Given this animus toward Israel, it should come as no surprise that HRW has supported BDS efforts. As NGO Monitor has documented, HRW has called for banks, businesses, and countries—indeed, even sports leagues like FIFA—to boycott the Jewish state and its entities, either in part or in whole. In November 2017, the group released a statement celebrating the establishment of U.N. database of Israeli organizations which the agency recommended boycotting. On Nov. 21, 2016, Shakir’s predecessor, Sari Bashi, sent a letter to the U.N. praising BDS and suggesting Israeli companies that should be added to this database. And Kathleen Peratis, the co-chair of HRW’s Middle East North Africa Advisory Committee and emerita Board of Trustees member, authored a pro-BDS op-ed in January of that year.

HRW is, despite its denials, supportive of efforts to boycott Israel. And so is Shakir. As the writer Petra Marquardt-Bigman documented in a May 24, 2018 Ha’aretz op-ed, Shakir has long been a supporter of what BDS hopes to achieve—the end of the Jewish state.
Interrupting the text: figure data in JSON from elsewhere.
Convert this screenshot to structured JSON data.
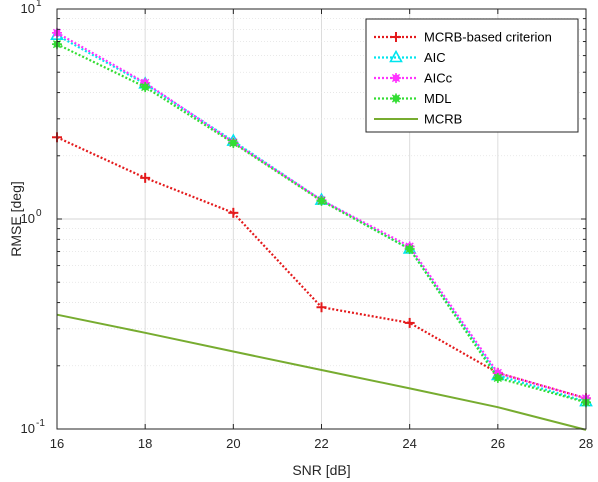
{
  "chart_data": {
    "type": "line",
    "xlabel": "SNR [dB]",
    "ylabel": "RMSE [deg]",
    "xlim": [
      16,
      28
    ],
    "ylim": [
      0.1,
      10
    ],
    "yscale": "log",
    "grid": true,
    "legend_position": "top-right",
    "x_ticks": [
      "16",
      "18",
      "20",
      "22",
      "24",
      "26",
      "28"
    ],
    "y_tick_labels": [
      {
        "value": 0.1,
        "base": "10",
        "exp": "-1"
      },
      {
        "value": 1,
        "base": "10",
        "exp": "0"
      },
      {
        "value": 10,
        "base": "10",
        "exp": "1"
      }
    ],
    "series": [
      {
        "name": "MCRB-based criterion",
        "color": "#e41a1c",
        "marker": "plus",
        "style": "dotted",
        "x": [
          16,
          18,
          20,
          22,
          24,
          26,
          28
        ],
        "y": [
          2.45,
          1.57,
          1.07,
          0.38,
          0.32,
          0.185,
          0.14
        ]
      },
      {
        "name": "AIC",
        "color": "#00e5ee",
        "marker": "triangle",
        "style": "dotted",
        "x": [
          16,
          18,
          20,
          22,
          24,
          26,
          28
        ],
        "y": [
          7.5,
          4.4,
          2.35,
          1.23,
          0.72,
          0.18,
          0.135
        ]
      },
      {
        "name": "AICc",
        "color": "#ff33ff",
        "marker": "star",
        "style": "dotted",
        "x": [
          16,
          18,
          20,
          22,
          24,
          26,
          28
        ],
        "y": [
          7.7,
          4.45,
          2.32,
          1.23,
          0.74,
          0.185,
          0.14
        ]
      },
      {
        "name": "MDL",
        "color": "#33dd33",
        "marker": "star",
        "style": "dotted",
        "x": [
          16,
          18,
          20,
          22,
          24,
          26,
          28
        ],
        "y": [
          6.8,
          4.25,
          2.3,
          1.22,
          0.72,
          0.175,
          0.134
        ]
      },
      {
        "name": "MCRB",
        "color": "#77ac30",
        "marker": "none",
        "style": "solid",
        "x": [
          16,
          18,
          20,
          22,
          24,
          26,
          28
        ],
        "y": [
          0.35,
          0.287,
          0.234,
          0.191,
          0.156,
          0.127,
          0.099
        ]
      }
    ]
  }
}
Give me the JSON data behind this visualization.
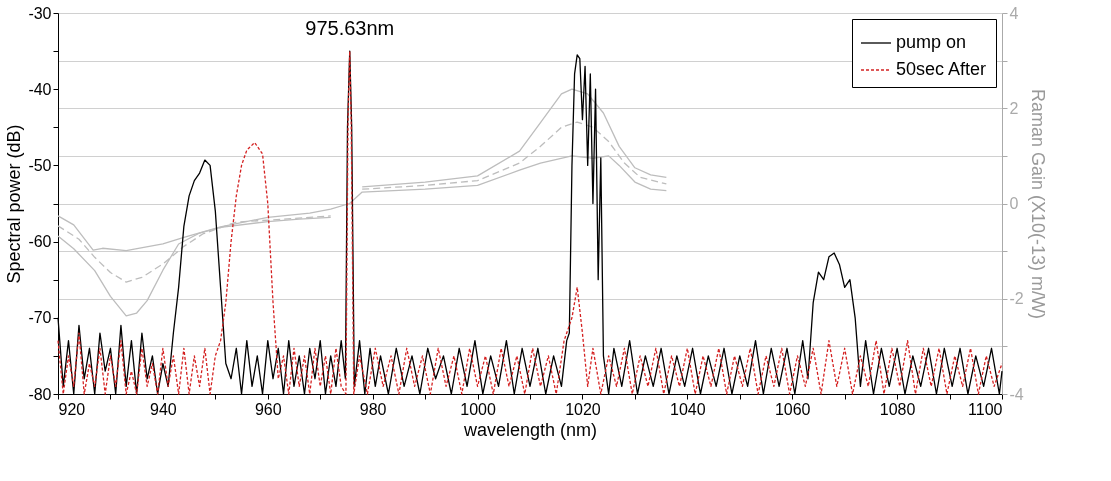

As Marquardt-Bigman noted, “Shakir has not just criticized Israel’s human rights record, but denounced Israel’s existence as a Jewish state within any borders.”

Indeed, Shakir’s campus activism, which the Post seeks to minimize, included his speaking at a 2010 event in which Jews were compared to Nazis. In subsequent years, Shakir has promoted antisemitic material on social media and, even as an HRW fellow, supported BDS activists like Barghouti and promoted the movement in a Dec. 23, 2015 tweet—more than a year after he was awarded the fellowship that preceded his employment. And in 2017 he reiterated his support for Rasmea Odeh, a BDS supporter and convicted terrorist who helped carry out a 1969 bombing of a Jerusalem supermarket (for details see “Anti-Israel Bias at Human Rights Watch,” Legal Insurrection, May 11, 2019).

According to a March 2019 analysis by NGO Monitor, Shakir’s Twitter activity from June 2018 to February 2019 alone shows his support for BDS. Of the 970 tweets by Shakir during this period, “151 (16%) focus on BDS campaigns against Booking.com and TripAdvisor.”

All of this information was available and easily accessible to the Post, which has shown itself willing, again and again, to minimize and obfuscate on BDS and its proponents. Indeed, it has become abundantly clear that—at a time of rising antisemitism—the newspaper is unwilling to provide accurate coverage of a movement that is intrinsically antisemitic and is “saluted” by genocidal terrorist groups.

Readers of The Washington Post should take note.